Leyendo esto probablemente se estarán preguntando que tanto se parece esta película a lo visto anteriormente en el DCEU y la respuesta es “nada”. Justamente este tono desenfadado le ha permitido a Sandberg trabajar fuera de todas las limitaciones que se le habían puesto anteriormente a las producciones de la editorial y esa libertad se nota en la construcción de una trama mucho mas sencilla y a la vez más efectiva. Porque Shazam! es una historia simple y poco ambiciosa, pero justamente por ahí encuentra el camino por el que se siente bien. La historia de Billy Batson es una que surge en un pequeño barrio de Filadelfia y que no quiere llegar más allá. Claro que esto podría molestar a aquellos que apuestan por el crecimiento del universo, quienes a su vez sentirán que un niño está jugando en el campo de los adultos.
Independientemente de lo que cada uno pueda pensar respecto a eso, hay una fortaleza de la cinta que nadie podrá negar: su excepcional reparto. El mismo es encabezado por un increíble Zachary Levi, que se desenvuelve espectacular como niño-adulto y como héroe poco convencional. Cada vez que él aparece en escena cualquier defecto parece desaparecer y cualquier duda queda resuelta, justificando cada centavo de la entrada de cine. Aunque con menos fuerza debido a la relevancia de sus personajes, acompañan a la perfección Asher Angel, Jack Dylan Grazer y el resto de los adorables niños que conforman una familia enormemente entrañable. Cierra el infalible Mark Strong, siendo un sólido villano que no desentona en ningún momento con el clima que se genera.
Resumiendo, el ahora llamado Worlds of DC da su primer paso con la aparición de un héroe muy particular que le permite aclarar sus intenciones de construir películas individuales en lugar de un universo. Lo positivo es que Shazam! es un buen film y eso puede hacernos pensar que este camino puede sentarle bien al universo cinematográfico de la editorial. Al menos por un tiempo.

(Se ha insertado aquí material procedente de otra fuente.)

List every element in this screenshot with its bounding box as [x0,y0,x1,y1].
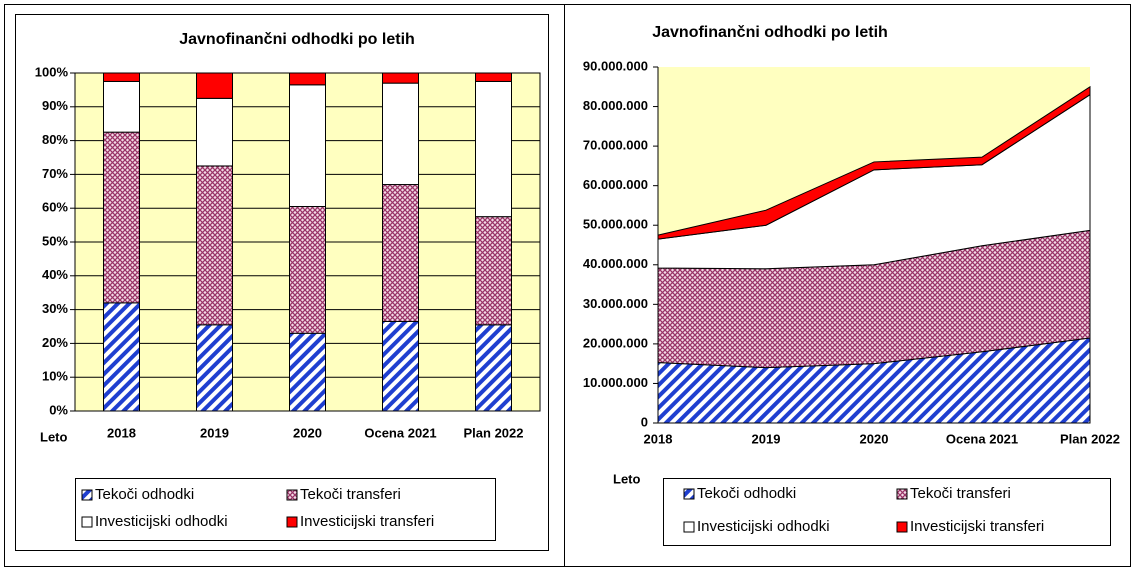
legend-box [663,478,1111,546]
y-tick-label: 100% [35,64,69,79]
y-tick-label: 10.000.000 [583,375,648,390]
y-tick-label: 50% [42,233,68,248]
bar-segment [289,84,326,208]
legend-label: Tekoči transferi [910,485,1011,502]
legend-box [75,478,496,541]
bar-segment [382,82,419,186]
bar-segment [103,80,140,133]
x-tick-label: 2019 [752,431,781,446]
bar-segment [103,72,140,82]
y-tick-label: 80.000.000 [583,98,648,113]
legend-swatch [81,516,93,528]
bar-segment [475,324,512,412]
legend-swatch [683,488,695,500]
chart-title: Javnofinančni odhodki po letih [179,31,415,48]
area [657,85,1091,240]
y-tick-label: 90.000.000 [583,58,648,73]
y-tick-label: 70.000.000 [583,138,648,153]
y-tick-label: 0% [49,402,68,417]
legend-label: Tekoči transferi [300,486,401,503]
legend-swatch [286,489,298,501]
x-tick-label: 2018 [107,425,136,440]
y-tick-label: 70% [42,166,68,181]
y-tick-label: 10% [42,369,68,384]
y-tick-label: 40% [42,267,68,282]
y-tick-label: 90% [42,98,68,113]
plot-border [74,72,541,412]
y-tick-label: 60% [42,200,68,215]
bar-segment [196,97,233,167]
chart-frame [15,14,549,551]
y-tick-label: 50.000.000 [583,217,648,232]
legend-label: Investicijski transferi [910,518,1044,535]
legend-swatch [683,521,695,533]
x-tick-label: 2018 [644,431,673,446]
legend-swatch [896,521,908,533]
y-tick-label: 30.000.000 [583,296,648,311]
legend-label: Investicijski transferi [300,513,434,530]
legend-label: Tekoči odhodki [95,486,194,503]
x-tick-label: Ocena 2021 [364,425,436,440]
bar-segment [289,332,326,412]
legend-swatch [286,516,298,528]
y-tick-label: 60.000.000 [583,177,648,192]
x-tick-label: Ocena 2021 [946,431,1018,446]
bar-segment [289,72,326,86]
bar-segment [196,72,233,99]
bar-segment [382,184,419,322]
x-tick-label: Plan 2022 [464,425,524,440]
legend-label: Investicijski odhodki [697,518,830,535]
bar-segment [475,80,512,218]
x-axis-label: Leto [613,471,641,486]
y-tick-label: 0 [641,414,648,429]
bar-segment [289,206,326,334]
y-tick-label: 20.000.000 [583,335,648,350]
y-tick-label: 30% [42,301,68,316]
bar-segment [475,216,512,326]
bar-segment [382,320,419,412]
outer-frame [4,4,1131,567]
legend-swatch [81,489,93,501]
legend-swatch [896,488,908,500]
y-tick-label: 40.000.000 [583,256,648,271]
y-tick-label: 80% [42,132,68,147]
x-tick-label: 2019 [200,425,229,440]
bar-segment [196,165,233,326]
bar-segment [103,302,140,412]
x-tick-label: 2020 [293,425,322,440]
bar-segment [475,72,512,82]
bar-segment [103,131,140,304]
y-tick-label: 20% [42,335,68,350]
bar-segment [196,324,233,412]
legend-label: Investicijski odhodki [95,513,228,530]
x-tick-label: Plan 2022 [1060,431,1120,446]
x-tick-label: 2020 [860,431,889,446]
legend-label: Tekoči odhodki [697,485,796,502]
chart-title: Javnofinančni odhodki po letih [652,24,888,41]
bar-segment [382,72,419,84]
x-axis-label: Leto [40,429,68,444]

La película de David F. Sandberg no es ambiciosa, pero es increíblemente efectiva a la hora de divertir al espectador. Las risas no faltarán en ninguna sala y esto en gran parte es conseguido gracias al carisma de Zachary Levi, quien aporta magia a cada escena en la que aparece. Quizás Shazam! no sea memorable, pero no debe faltarle a ningún fanático del género.